LA MATERNIDAD DIVINA DE MARIA
ES LA FUENTE DE TODAS
SUS GRANDEZAS

Cuando la Iglesia, inspirada por el Espíritu Santo, proclama a María santísima como madre de Dios, nos presenta una verdad fundamental de la que derivan o se explican otras verdades de nuestra fe.
Podemos decir que María es inmaculada, porque iba a ser madre de Dios; María es virgen porque es madre de Dios; María fue llevada al cielo, en cuerpo y alma, porque es madre de Dios.
Con toda razón, la Iglesia nos enseña que la maternidad divina de María es la fuente de todas sus grandezas.
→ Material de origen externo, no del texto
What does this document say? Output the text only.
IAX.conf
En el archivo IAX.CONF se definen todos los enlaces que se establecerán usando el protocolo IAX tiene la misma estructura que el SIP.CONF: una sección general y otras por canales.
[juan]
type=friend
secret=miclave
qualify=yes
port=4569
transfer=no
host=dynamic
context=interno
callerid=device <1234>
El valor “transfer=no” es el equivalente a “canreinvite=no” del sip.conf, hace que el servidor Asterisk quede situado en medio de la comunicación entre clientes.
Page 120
"Si el saludo y el nombre 'llena de gracia' significan todo esto, en el contexto del anuncio del ángel se refieren ante todo a la elección de María como Madre del Hijo de Dios. Pero, al mismo tiempo, la plenitud de gracia indica la dádiva sobrenatural, de la que se beneficia María porque ha sido elegida y destinada a ser Madre de Cristo. María es 'llena de gracia', porque la encarnación del Verbo, la unión hipostática del Hijo de Dios con la naturaleza humana, se realiza y cumple precisamente en ella. Como afirma el Concilio, María es 'Madre de Dios Hijo y, por tanto, la hija predilecta del Padre y el sagrario del Espíritu Santo; con un don de gracia tan eximia, antecede con mucho todas las criaturas celestiales y terrenas' " (M. R., n. 9).

-María es honrada con muchos títulos que reflejan facetas distintas de su perfección (madre de la Iglesia, modelo del cristiano, ejemplo de virtud, consoladora, inmaculada...).
-El título más importante de María es madre de Dios. -Porque iba a ser madre de Cristo, Dios la preservó del
pecado, haciéndola inmaculada y santa. Por eso, concibió siendo Virgen y se mantuvo así siendo ya madre. Por eso, es también madre y modelo de la Iglesia, mediadora y asunta al cielo.
-Porque en su seno Dios se hizo hombre, por ser madre de Dios, se justifica el amor y culto de los cristianos hacia ella, y el interés que debemos tener en profundizar en la gracia y gloria con que Dios quiso envolverla durante toda su existencia.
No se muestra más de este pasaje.